If we believe this situation hundreds of times a day this woman will be looking up into shocked and upset faces, all day every day, hoping presumably that people grasp the situation and dont react in a hostile manner. You might I suppose get away with it in M and S but front line customer services often involves defusing situations with angry customers and I second the concern that she might end up being verbally or physically abused. And no I dont think she would be dealing with the same sort of reaction if she was for instance, a wheelchair user.
It is the social inappropriatness of the verbal tic that is the issue in this situation. We do not as a society, swear at paying customers, so we do not as paying customers expect to be sworn at. People reacting in unexpected ways makes us very uncomfortable, and for good reason, if social interactions do not go the way we expect, it is slightly frightening because we dont know what will happen next. If you have time to know that person this ceases to be an issue, but in customer services this is clearly not an option.
Why would you, given this particular tic, not prefer to work in a situation were your coworkers knew you and your verbal tic was forgotten, and ceased in fact to be a disability because it would cease to be a factor in how well you did you job.
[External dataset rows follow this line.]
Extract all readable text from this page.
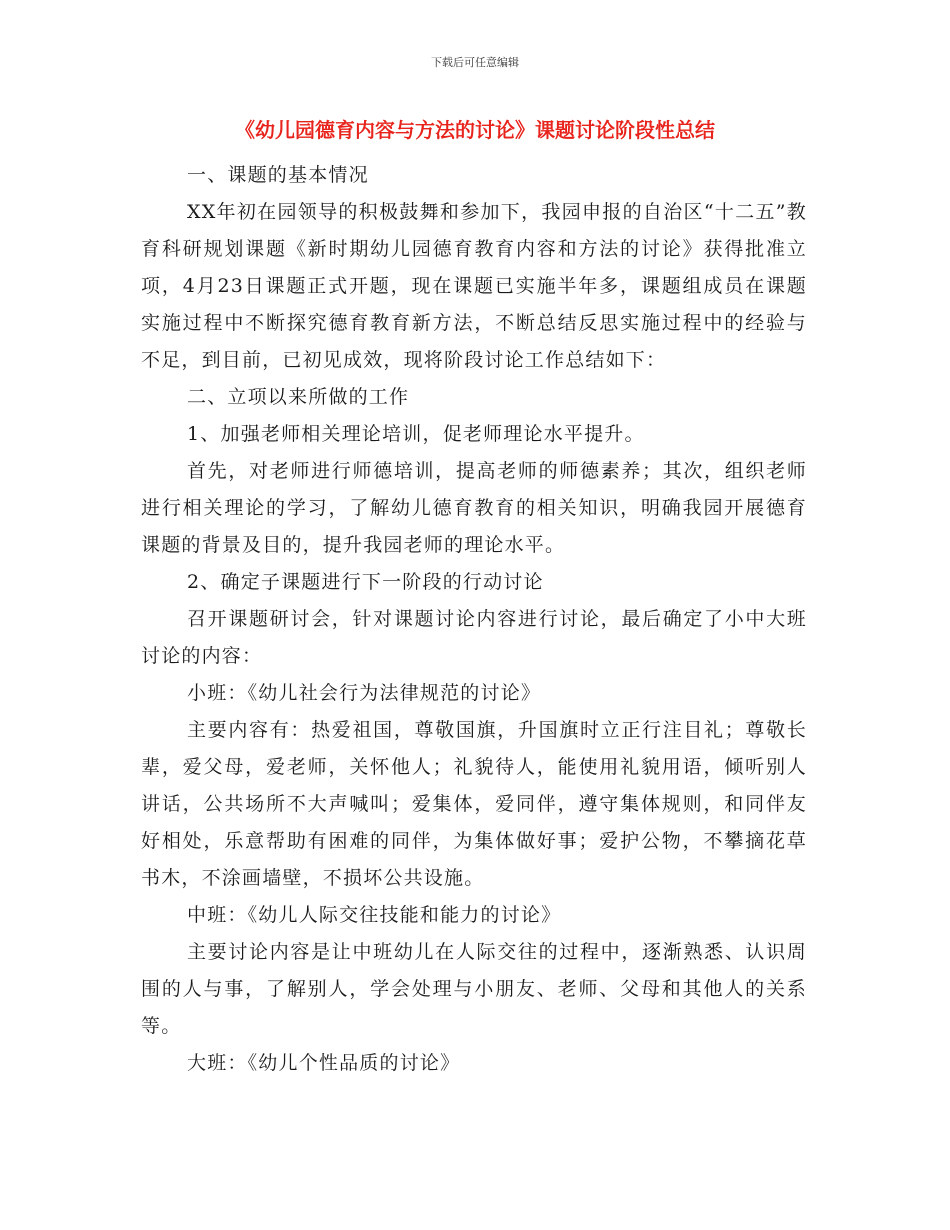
下载后可任意编辑
《幼儿园德育内容与方法的讨论》课题讨论阶段性总结

一、课题的基本情况

XX年初在园领导的积极鼓舞和参加下，我园申报的自治区“十二五”教育科研规划课题《新时期幼儿园德育教育内容和方法的讨论》获得批准立项，4月23日课题正式开题，现在课题已实施半年多，课题组成员在课题实施过程中不断探究德育教育新方法，不断总结反思实施过程中的经验与不足，到目前，已初见成效，现将阶段讨论工作总结如下：

二、立项以来所做的工作

1、加强老师相关理论培训，促老师理论水平提升。

首先，对老师进行师德培训，提高老师的师德素养；其次，组织老师进行相关理论的学习，了解幼儿德育教育的相关知识，明确我园开展德育课题的背景及目的，提升我园老师的理论水平。

2、确定子课题进行下一阶段的行动讨论

召开课题研讨会，针对课题讨论内容进行讨论，最后确定了小中大班讨论的内容：

小班：《幼儿社会行为法律规范的讨论》

主要内容有：热爱祖国，尊敬国旗，升国旗时立正行注目礼；尊敬长辈，爱父母，爱老师，关怀他人；礼貌待人，能使用礼貌用语，倾听别人讲话，公共场所不大声喊叫；爱集体，爱同伴，遵守集体规则，和同伴友好相处，乐意帮助有困难的同伴，为集体做好事；爱护公物，不攀摘花草书木，不涂画墙壁，不损坏公共设施。

中班：《幼儿人际交往技能和能力的讨论》

主要讨论内容是让中班幼儿在人际交往的过程中，逐渐熟悉、认识周围的人与事，了解别人，学会处理与小朋友、老师、父母和其他人的关系等。

大班：《幼儿个性品质的讨论》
If any of us were asked to describe good customer service it would based on polite friendly interaction- all you have to go on in a short interaction like paying for clothes. Shouting obsenities does not result in a polite friendly interaction, it is a shocking uncomfortable situation, because it is unexpected from someone working a till
It seems so unlikely to me that a store would think this was the best place to use this woman's skills or that some one with tourettes would chose this position.